El peinado de Clara podía rigurosamente ser tachado de provinciano, porque se alzaba en un moño de tres tramos sobre la corona. Este modo de peinarse era ya desusado en la corte; pero la belleza suele generalmente triunfar de la moda, y Clara estaba muy bien con su trenza piramidal. El traje era de los que usaba entonces la clase no acomodada, pero tampoco pobre, es decir, un guardapiés de tela clara con pintas de flores, mangas estrechas hasta el puño, talle un poco alto y el corte del cuello cuadrado y adornado de múltiples encajes.
La investigación del militar duró mucho menos de lo que hemos empleado en describir la figura. Durante algunos segundos estuvieron los tres personajes inmóviles el uno frente al otro sin decir palabra, hasta que el viejo, como continuando una peroración interior, exclamó con un repentino acceso de ira y lanzando de sus ojos rápidamente iluminados una mirada feroz.

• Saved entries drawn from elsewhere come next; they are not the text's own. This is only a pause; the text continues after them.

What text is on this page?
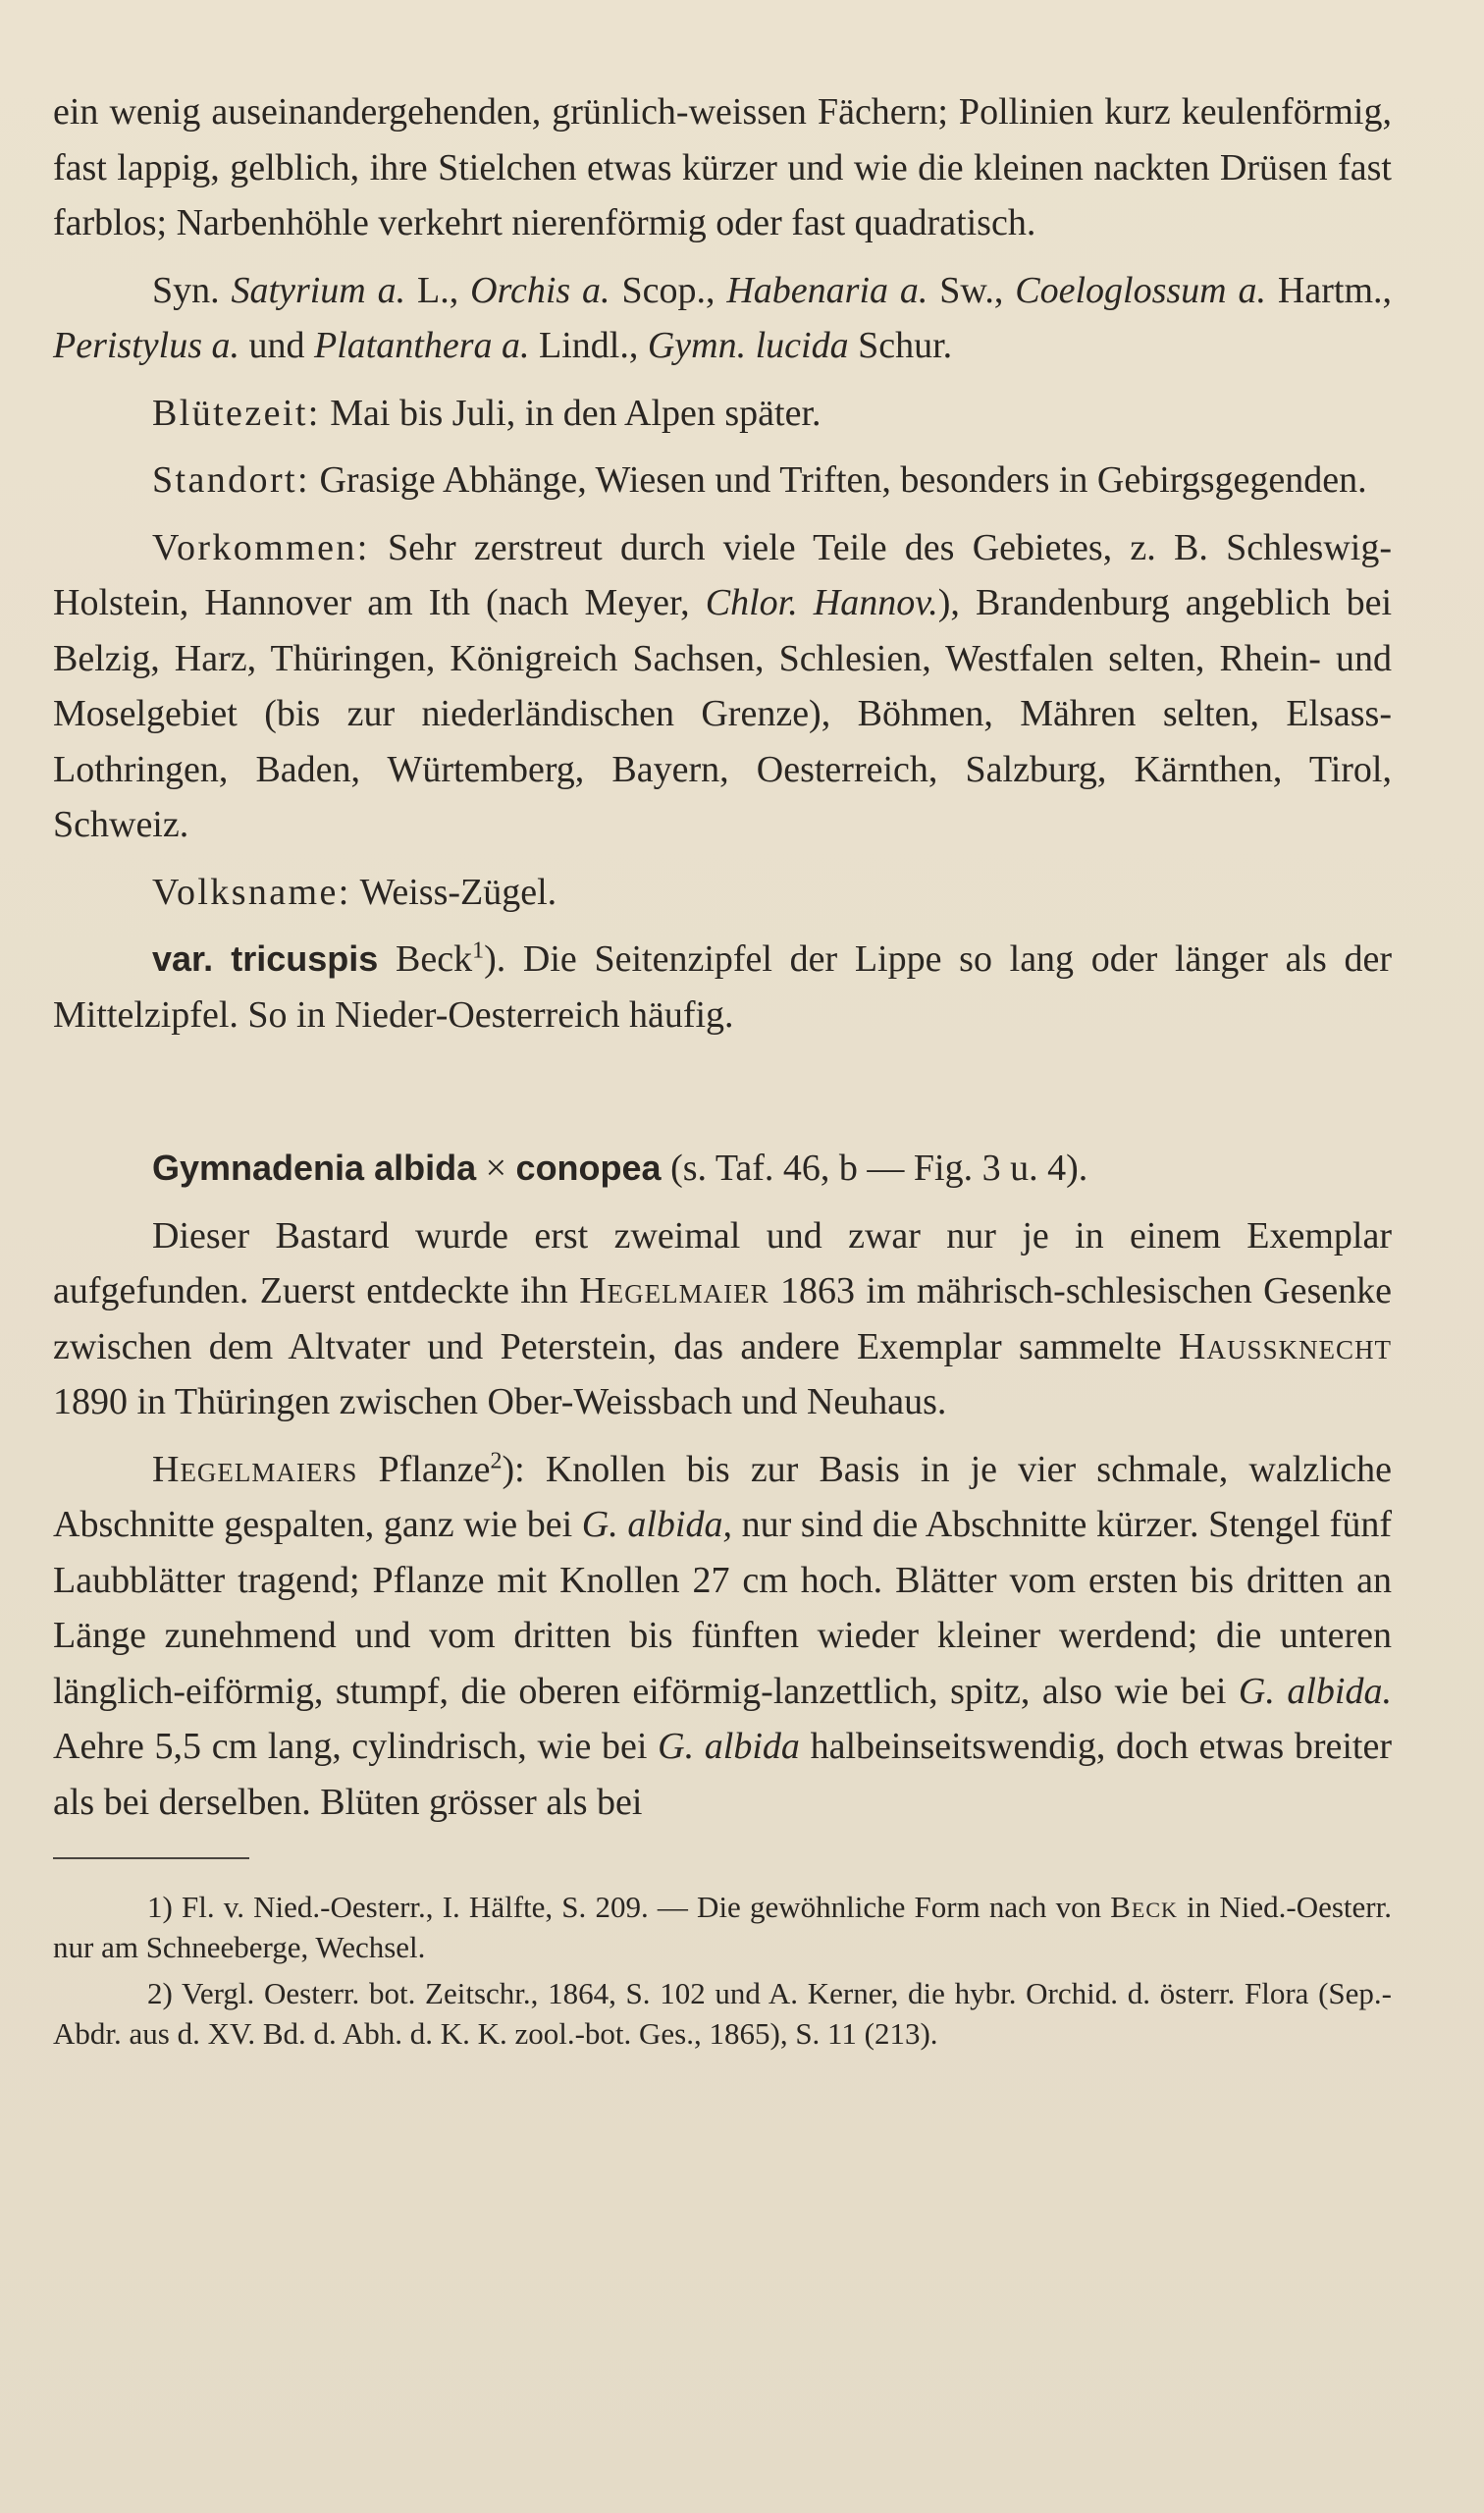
ein wenig auseinandergehenden, grünlich-weissen Fächern; Pollinien kurz keulenförmig, fast lappig, gelblich, ihre Stielchen etwas kürzer und wie die kleinen nackten Drüsen fast farblos; Narbenhöhle verkehrt nierenförmig oder fast quadratisch.

Syn. Satyrium a. L., Orchis a. Scop., Habenaria a. Sw., Coeloglossum a. Hartm., Peristylus a. und Platanthera a. Lindl., Gymn. lucida Schur.

Blütezeit: Mai bis Juli, in den Alpen später.

Standort: Grasige Abhänge, Wiesen und Triften, besonders in Gebirgsgegenden.

Vorkommen: Sehr zerstreut durch viele Teile des Gebietes, z. B. Schleswig-Holstein, Hannover am Ith (nach Meyer, Chlor. Hannov.), Brandenburg angeblich bei Belzig, Harz, Thüringen, Königreich Sachsen, Schlesien, Westfalen selten, Rhein- und Moselgebiet (bis zur niederländischen Grenze), Böhmen, Mähren selten, Elsass-Lothringen, Baden, Würtemberg, Bayern, Oesterreich, Salzburg, Kärnthen, Tirol, Schweiz.

Volksname: Weiss-Zügel.

var. tricuspis Beck$^1$). Die Seitenzipfel der Lippe so lang oder länger als der Mittelzipfel. So in Nieder-Oesterreich häufig.

Gymnadenia albida × conopea (s. Taf. 46, b — Fig. 3 u. 4).

Dieser Bastard wurde erst zweimal und zwar nur je in einem Exemplar aufgefunden. Zuerst entdeckte ihn Hegelmaier 1863 im mährisch-schlesischen Gesenke zwischen dem Altvater und Peterstein, das andere Exemplar sammelte Haussknecht 1890 in Thüringen zwischen Ober-Weissbach und Neuhaus.

Hegelmaiers Pflanze$^2$): Knollen bis zur Basis in je vier schmale, walzliche Abschnitte gespalten, ganz wie bei G. albida, nur sind die Abschnitte kürzer. Stengel fünf Laubblätter tragend; Pflanze mit Knollen 27 cm hoch. Blätter vom ersten bis dritten an Länge zunehmend und vom dritten bis fünften wieder kleiner werdend; die unteren länglich-eiförmig, stumpf, die oberen eiförmig-lanzettlich, spitz, also wie bei G. albida. Aehre 5,5 cm lang, cylindrisch, wie bei G. albida halbeinseitswendig, doch etwas breiter als bei derselben. Blüten grösser als bei

1) Fl. v. Nied.-Oesterr., I. Hälfte, S. 209. — Die gewöhnliche Form nach von Beck in Nied.-Oesterr. nur am Schneeberge, Wechsel.

2) Vergl. Oesterr. bot. Zeitschr., 1864, S. 102 und A. Kerner, die hybr. Orchid. d. österr. Flora (Sep.-Abdr. aus d. XV. Bd. d. Abh. d. K. K. zool.-bot. Ges., 1865), S. 11 (213).
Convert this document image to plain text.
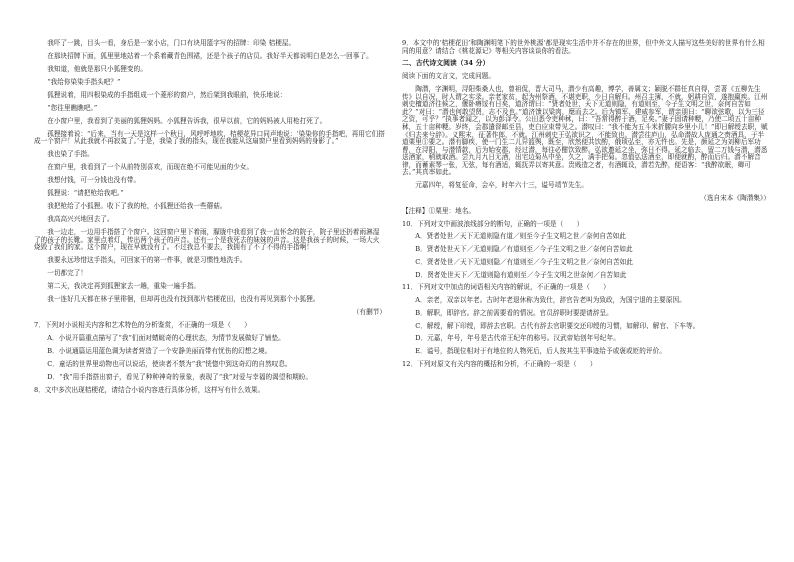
我吓了一跳，目头一看，身后是一家小店，门口有块用篮字写的招牌：印染 桔梗屋。

在那块招牌下面，狐里里地站着一个系着藏青色围裙，还是个孩子的店员。我好半天都说明白是怎么一回事了。

我知道，他就是那只小狐狸变的。

“我给你染染手指头吧？”

狐狸说着，用四根染成的手指组成一个菱形的窗户，然后架到我眼前，快乐地说：

“您往里瞧瞧吧。”

在小窗户里，我看到了美丽的狐狸妈妈。小狐狸告诉我，很早以前，它的妈妈被人用枪打死了。

孤狸接着说：“后来，当有一天是这样一个秋日，风呼呼地吹，桔梗花异口同声地说：‘染染你的手指吧，再用它们搭成一个窗户！从此我就不再寂寞了。’于是，我染了我的指头，现在我能从这扇窗户里看到妈妈的身影了。”

我也染了手指。

在窗户里，我看到了一个从前特别喜欢，而现在绝不可能见面的少女。

我想付钱，可一分钱也没有带。

狐狸说：“请把枪给我吧。”

我把枪给了小狐狸。收下了我的枪，小狐狸还给我一些蘑菇。

我高高兴兴地回去了。

我一边走，一边用手指搭了个窗户。这回窗户里下着雨，朦胧中我看到了我一直怀念的院子，院子里还扔着雨淋湿了的孩子的长靴。家里点着灯，传出两个孩子的声音。还有一个是我死去的妹妹的声音。这是我孩子的时候，一场大火烧毁了我们的家。这个窗户，现在早就没有了。不过我总不要去，我拥有了不了不得的手指啊！

我要永远珍惜这手指头，可回家干的第一件事，就是习惯性地洗手。

一切都完了！

第二天，我决定再到狐狸家去一趟，重染一遍手指。

我一连好几天都在林子里徘徊，但却再也没有找到那片桔梗花田，也没有再见到那个小狐狸。

（有删节）

7．下列对小说相关内容和艺术特色的分析鉴赏，不正确的一项是（　　）

A．小说开篇重点描写了“我”们面对蜻蜓奇的心理状态，为情节发展做好了铺垫。

B．小说通篇运用蓝色调为读者营造了一个安静美丽而带有忧伤的幻想之境。

C．童话的世界里动物也可以说话，使读者不禁为“我”恍惚中到这奇幻的自然叹息。

D．“我”用手指搭出窗子，看见了种种神奇的景象，表现了“我”对爱与幸福的渴望和期盼。

8．文中多次出现桔梗花，请结合小说内容进行具体分析，这样写有什么效果。

9．本文中的‘桔梗花田’和陶渊明笔下的世外桃源‘都是现实生活中并不存在的世界，但中外文人描写这些美好的世界有什么相同的用意？请结合《桃花源记》等相关内容谈谈你的看法。

二、古代诗文阅读（34 分）

阅读下面的文言文，完成问题。

陶潜，字渊明，浔阳柴桑人也，曾祖侃，晋大司马，潜少有高趣，博学，善属文；颖脱不群任真自得，尝著《五柳先生传》以自况，时人谓之实录。亲老家贫，起为州祭酒，不堪吏职，少日自解归。州召主簿，不就，躬耕自资，遂抱羸疾。江州刺史檀道济往候之，偃卧瘠馁有日矣，道济谓曰：“贤者处世，天下无道则隐，有道则至，今子生文明之世，奈何自苦如此？”对曰：“潜也何敢望贤，志不及也。”道济馈以粱肉，麾而去之。后为镇军、建威参军，谓亲朋曰：“聊欲弦歌，以为三径之资，可乎？”执事者闻之，以为彭泽令。公田悉令吏种秫，曰：“吾常得醉于酒，足矣。”妻子固请种粳，乃使二顷五十亩种秫，五十亩种粳。岁终，会郡遣督邮至县，吏白应束带见之。潜叹曰：“我不能为五斗米折腰向乡里小儿！”即日解绶去职，赋《归去来兮辞》。义熙末，征著作郎，不就。江州刺史王弘欲识之，不能致也。潜尝往庐山，弘命潜故人庞通之赍酒具，于半道栗里①要之。潜有脚疾，使一门生二儿舁篮舆，既至，欣然便共饮酌，俄顷弘至，亦无忤也。先是，颜延之为刘柳后军功曹，在浔阳，与潜情款，后为始安郡，经过潜，每往必酣饮致醉。弘欲邀延之坐，弥日不得。延之临去，留二万钱与潜，潜悉送酒家，稍就取酒。尝九月九日无酒，出宅边菊丛中坐，久之，满手把菊。忽值弘送酒至，即便就酌，醉而后归。潜不解音律，而蓄素琴一张，无弦，每有酒适，辄抚弄以寄其意。贵贱造之者，有酒辄设，潜若先醉，便语客：“我醉欲眠，卿可去。”其真率如此。

元嘉四年，将复征命，会卒，时年六十三，谥号靖节先生。

（选自宋本《陶潜集》）

【注释】①栗里：地名。

10．下列对文中画波浪线部分的断句，正确的一项是（　　）

A．贤者处世／天下无道则隐有道／则至今子生文明之世／奈何自苦如此

B．贤者处世天下／无道则隐／有道则至／今子生文明之世／奈何自苦如此

C．贤者处世／天下无道则隐／有道则至／今子生文明之世／奈何自苦如此

D．贤者处世天下／无道则隐有道则至／今子生文明之世奈何／自苦如此

11．下列对文中加点的词语相关内容的解说，不正确的一项是（　　）

A．亲老，双亲以年老。古时年老退休称为致仕，辞官告老叫为致政，为国宁退的主要原因。

B．解职，即辞官。辞之前需要看的情况。官员辞职时要提请辞呈。

C．解绶，解下印绶，即辞去官职。古代有辞去官职要交还印绶的习惯，如解印、解官、下车等。

D．元嘉，年号，年号是古代帝王纪年的称号。汉武帝始创年号纪年。

E．谥号，指现位相对于有地位的人物死后，后人按其生平事迹给予或褒或贬的评价。

12．下列对原文有关内容的概括和分析，不正确的一项是（　　）
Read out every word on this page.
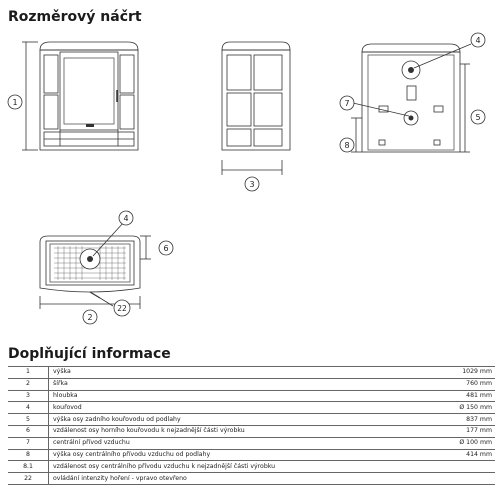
Rozměrový náčrt
Doplňující informace
1
3
4
5
7
8
4
6
2
22
1	výška	1029 mm
2	šířka	760 mm
3	hloubka	481 mm
4	kouřovod	Ø 150 mm
5	výška osy zadního kouřovodu od podlahy	837 mm
6	vzdálenost osy horního kouřovodu k nejzadnější části výrobku	177 mm
7	centrální přívod vzduchu	Ø 100 mm
8	výška osy centrálního přívodu vzduchu od podlahy	414 mm
8.1	vzdálenost osy centrálního přívodu vzduchu k nejzadnější části výrobku	
22	ovládání intenzity hoření - vpravo otevřeno	
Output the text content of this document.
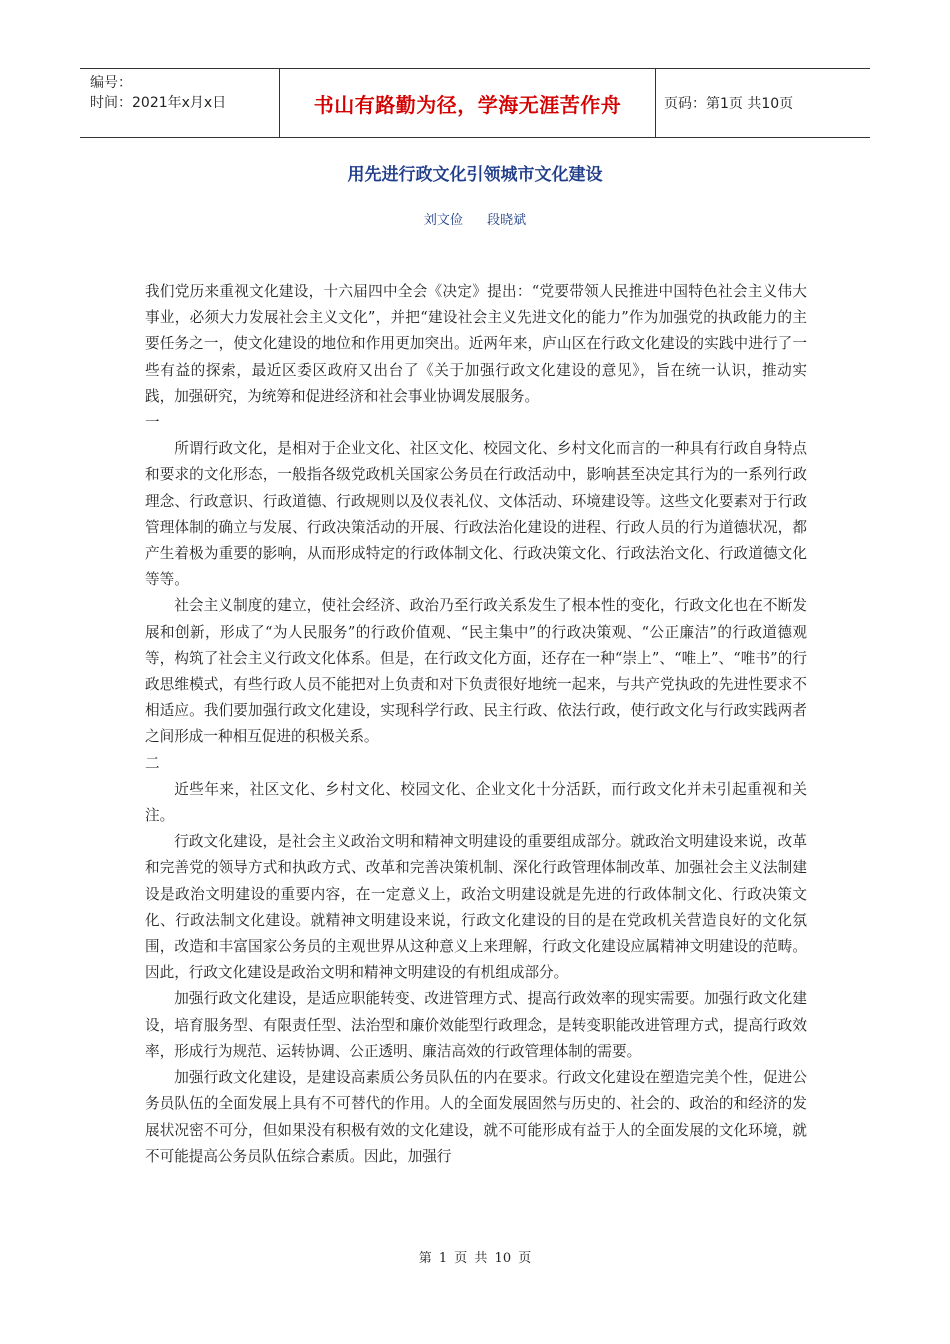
编号：
时间：2021年x月x日	书山有路勤为径，学海无涯苦作舟	页码：第1页 共10页
用先进行政文化引领城市文化建设
刘文俭 段晓斌

我们党历来重视文化建设，十六届四中全会《决定》提出：“党要带领人民推进中国特色社会主义伟大事业，必须大力发展社会主义文化”，并把“建设社会主义先进文化的能力”作为加强党的执政能力的主要任务之一，使文化建设的地位和作用更加突出。近两年来，庐山区在行政文化建设的实践中进行了一些有益的探索，最近区委区政府又出台了《关于加强行政文化建设的意见》，旨在统一认识，推动实践，加强研究，为统筹和促进经济和社会事业协调发展服务。

一

所谓行政文化，是相对于企业文化、社区文化、校园文化、乡村文化而言的一种具有行政自身特点和要求的文化形态，一般指各级党政机关国家公务员在行政活动中，影响甚至决定其行为的一系列行政理念、行政意识、行政道德、行政规则以及仪表礼仪、文体活动、环境建设等。这些文化要素对于行政管理体制的确立与发展、行政决策活动的开展、行政法治化建设的进程、行政人员的行为道德状况，都产生着极为重要的影响，从而形成特定的行政体制文化、行政决策文化、行政法治文化、行政道德文化等等。

社会主义制度的建立，使社会经济、政治乃至行政关系发生了根本性的变化，行政文化也在不断发展和创新，形成了“为人民服务”的行政价值观、“民主集中”的行政决策观、“公正廉洁”的行政道德观等，构筑了社会主义行政文化体系。但是，在行政文化方面，还存在一种“崇上”、“唯上”、“唯书”的行政思维模式，有些行政人员不能把对上负责和对下负责很好地统一起来，与共产党执政的先进性要求不相适应。我们要加强行政文化建设，实现科学行政、民主行政、依法行政，使行政文化与行政实践两者之间形成一种相互促进的积极关系。

二

近些年来，社区文化、乡村文化、校园文化、企业文化十分活跃，而行政文化并未引起重视和关注。

行政文化建设，是社会主义政治文明和精神文明建设的重要组成部分。就政治文明建设来说，改革和完善党的领导方式和执政方式、改革和完善决策机制、深化行政管理体制改革、加强社会主义法制建设是政治文明建设的重要内容，在一定意义上，政治文明建设就是先进的行政体制文化、行政决策文化、行政法制文化建设。就精神文明建设来说，行政文化建设的目的是在党政机关营造良好的文化氛围，改造和丰富国家公务员的主观世界从这种意义上来理解，行政文化建设应属精神文明建设的范畴。因此，行政文化建设是政治文明和精神文明建设的有机组成部分。

加强行政文化建设，是适应职能转变、改进管理方式、提高行政效率的现实需要。加强行政文化建设，培育服务型、有限责任型、法治型和廉价效能型行政理念，是转变职能改进管理方式，提高行政效率，形成行为规范、运转协调、公正透明、廉洁高效的行政管理体制的需要。

加强行政文化建设，是建设高素质公务员队伍的内在要求。行政文化建设在塑造完美个性，促进公务员队伍的全面发展上具有不可替代的作用。人的全面发展固然与历史的、社会的、政治的和经济的发展状况密不可分，但如果没有积极有效的文化建设，就不可能形成有益于人的全面发展的文化环境，就不可能提高公务员队伍综合素质。因此，加强行

第 1 页 共 10 页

«¡Infames, perros! Quisiera tener en mi mano un arma terrible que en un momento acabara con todos esos miserables. ¡Ah! Pero ellos no tienen la culpa. Tienen la culpa los otros, los sabios, los declamadores, los que les educan, esos malvados charlatanes que profanan el don de la palabra en los infames conciliábulos de las Cortes. Tienen la culpa los revolucionarios, rebeldes a su Rey, blasfemos de su Dios, escarnio del linaje humano.¡Oh, Dios de justicia! ¿No veré yo el día de la venganza?».